Удивленно взглянув на участкового, Шеберстов поднял мензурку.
– За здоровье здоровых, – возгласил он тост. – Сердце у него величиной с легкое. Завидовать этому или бояться – я не знаю.
Соломенцев без долгих разговоров принял Машкино приглашение, но от помощи отказался. Попросил только начертить на тетрадном листке точную схему пути к ее дому.
– А не обманешь? – Машка протянула ему бумажку. – По-честному?
– Обманывают только двуногие, – сказал он, изучая схему. – Хомо сапиенсы. А это что?
– Железнодорожный переезд. За ним сразу направо.
– Иди, я скоро буду. Нет, это не нужно.
– Как хочешь. – Машка убрала заранее приготовленные костыли в самый дальний угол бельевой. – Буду ждать.
Всю дорогу она оглядывалась, а дома села в кухне, уронила кудрявую голову – только что из парикмахерской, адрес которой как бы между прочим выведала у поварихи Любы, – и заплакала.
Наскоро подшив пустую штанину, Соломенцев покинул палату и, прижимая локти к бокам, в несколько прыжков спустился по лестнице в вестибюль. Ему потребовалось не больше десяти минут, чтобы одолеть расстояние до железнодорожного переезда. Орущие и свистящие мальчишки на велосипедах отставали от него на мостах и едва настигали на ровной дороге. Иван Алексеевич не размахивал руками и не дрыгал отсутствующей ногой, не извивался всем телом и, казалось, даже не напрягался: легко отталкиваясь от асфальта, он пролетал метра четыре с поджатой ногой, которая, словно пружина, выскакивала из-под короткого плаща лишь затем, чтобы совершить следующий толчок. Так же легко он перепрыгнул через опущенный полосатый шлагбаум и платформу с гравием, которую медленно тащил 'Чарли Чаплин' – маневровый паровозик со смешной трубой.
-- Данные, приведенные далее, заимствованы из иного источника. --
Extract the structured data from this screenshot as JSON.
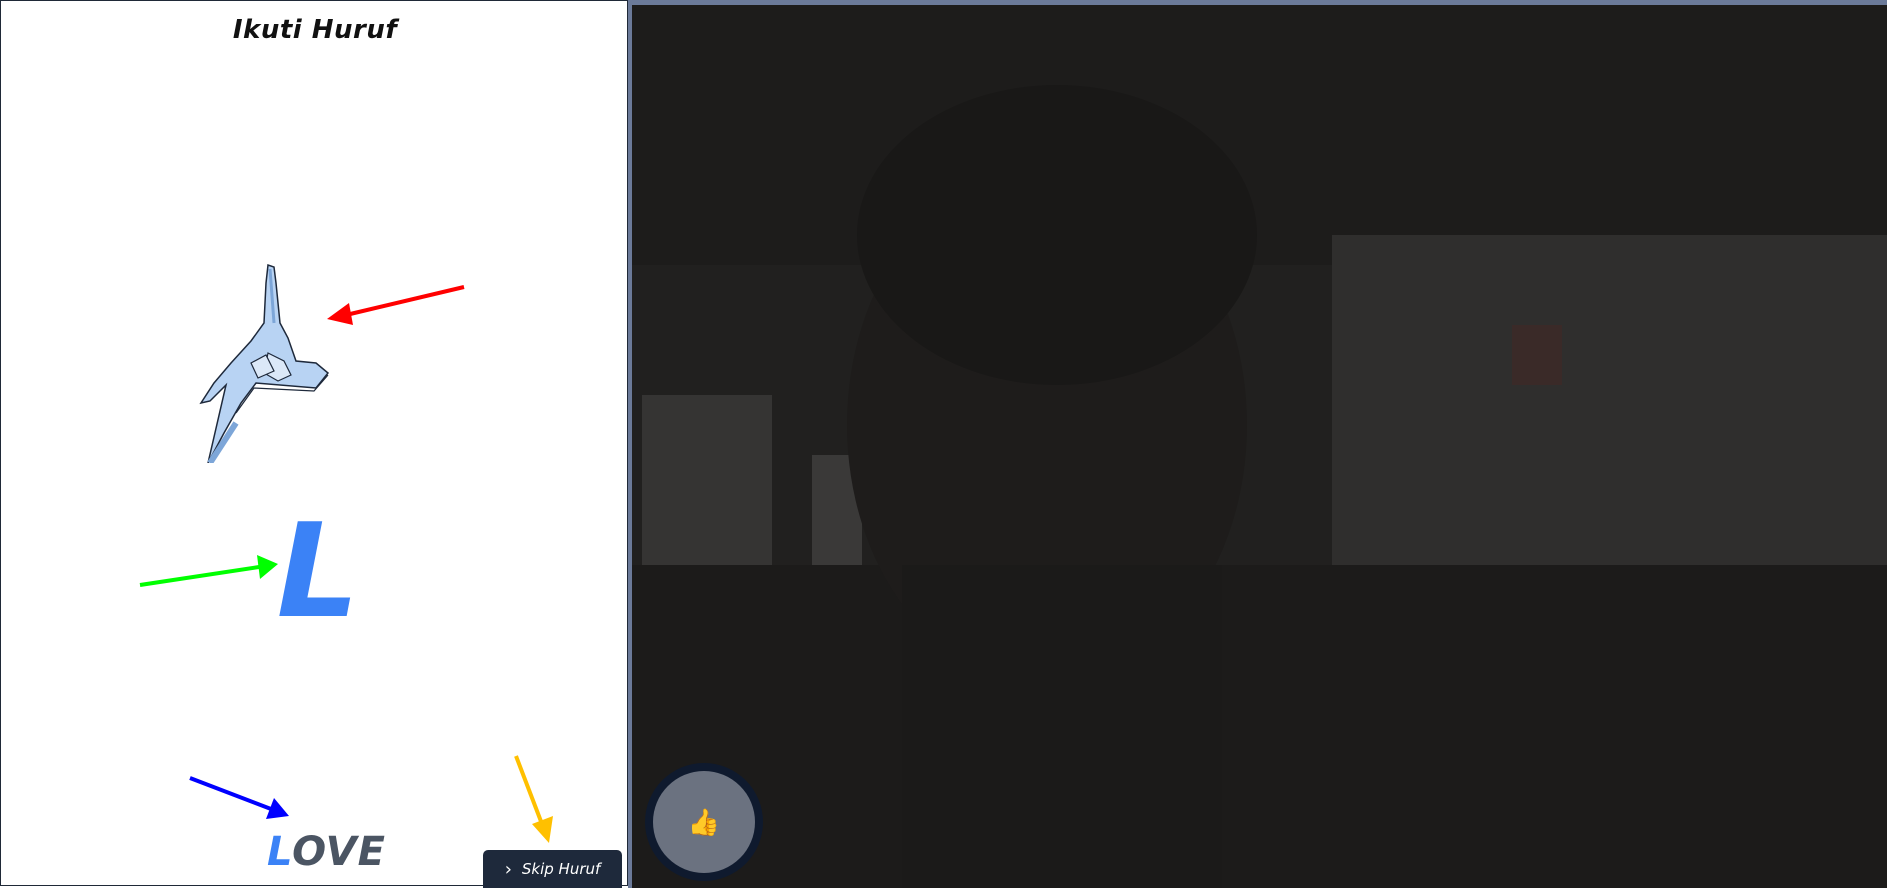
{
  "app": {
    "title": "Ikuti Huruf"
  },
  "lesson": {
    "current_letter": "L",
    "word_highlight": "L",
    "word_rest": "OVE",
    "hand_sign_icon": "hand-sign-l-icon"
  },
  "controls": {
    "skip_label": "Skip Huruf",
    "skip_icon": "chevron-right-icon",
    "thumb_glyph": "👍",
    "thumb_icon": "thumbs-up-icon"
  },
  "colors": {
    "accent": "#3b82f6",
    "word_text": "#4b5563",
    "button_bg": "#1e293b",
    "camera_border": "#6b7a99",
    "arrow_red": "#ff0000",
    "arrow_green": "#00ff00",
    "arrow_blue": "#0000ff",
    "arrow_yellow": "#ffc000"
  }
}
От неожиданности дежурный по переезду старик Ковалайнен взял под козырек и замер в столбняке, с зажмуренными до слез глазами.
– Это я! – крикнул он, впрыгивая в Машкин двор к ужасу давно готовых к смерти кур и борзых поросят, и влетел в открытую дверь, успев подхватить хозяйку на руки.
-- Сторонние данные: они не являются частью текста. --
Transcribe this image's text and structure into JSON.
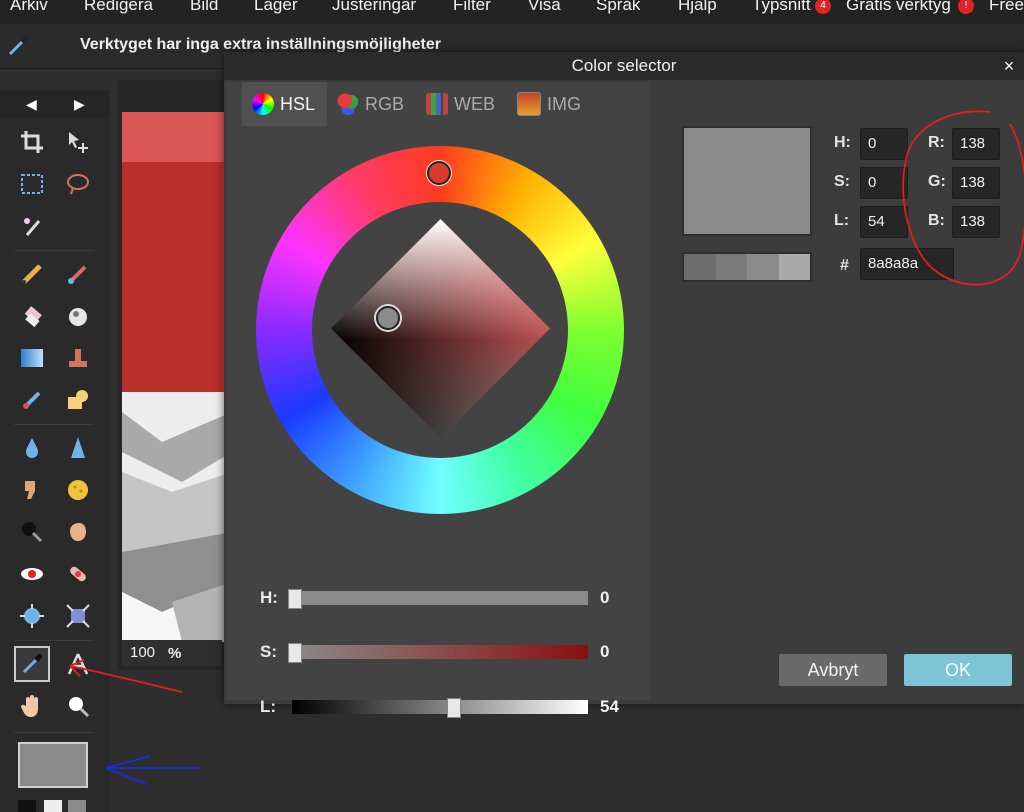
{
  "menu": {
    "items": [
      "Arkiv",
      "Redigera",
      "Bild",
      "Lager",
      "Justeringar",
      "Filter",
      "Visa",
      "Språk",
      "Hjälp",
      "Typsnitt",
      "Gratis verktyg",
      "Free"
    ],
    "typsnitt_badge": "4",
    "gratis_badge": "!"
  },
  "options_bar": {
    "tip": "Verktyget har inga extra inställningsmöjligheter"
  },
  "canvas": {
    "zoom_value": "100",
    "zoom_unit": "%"
  },
  "dialog": {
    "title": "Color selector",
    "close_label": "×",
    "tabs": [
      {
        "label": "HSL",
        "selected": true
      },
      {
        "label": "RGB",
        "selected": false
      },
      {
        "label": "WEB",
        "selected": false
      },
      {
        "label": "IMG",
        "selected": false
      }
    ],
    "sliders": [
      {
        "label": "H:",
        "value": "0"
      },
      {
        "label": "S:",
        "value": "0"
      },
      {
        "label": "L:",
        "value": "54"
      }
    ],
    "fields": {
      "h_label": "H:",
      "h_value": "0",
      "s_label": "S:",
      "s_value": "0",
      "l_label": "L:",
      "l_value": "54",
      "r_label": "R:",
      "r_value": "138",
      "g_label": "G:",
      "g_value": "138",
      "b_label": "B:",
      "b_value": "138",
      "hex_label": "#",
      "hex_value": "8a8a8a"
    },
    "preview_color": "#8a8a8a",
    "cancel_label": "Avbryt",
    "ok_label": "OK"
  },
  "colors": {
    "accent": "#7dc4d6",
    "annotation_red": "#e0201c",
    "annotation_blue": "#1a2bd8"
  }
}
Опустив ее на стул, он сел на крытый зеленым плюшем диван и сказал:
– Никогда не встречай меня в дверном проеме, не то мне всякий раз придется нести тебя на руках: не могу же я остановиться в середине прыжка.
Машка кивнула.
Он молча оглядел убогую обстановку комнатки, но ничего не сказал.
Машка снова кивнула.
И снова.
– Может, ты поел бы, – наконец проговорила она. – Люба научила меня варить суп и жарить яичницу.
Под утро она вспомнила слово, вычитанное в школьном учебнике, и разбудила беззвучно спавшего мужчину.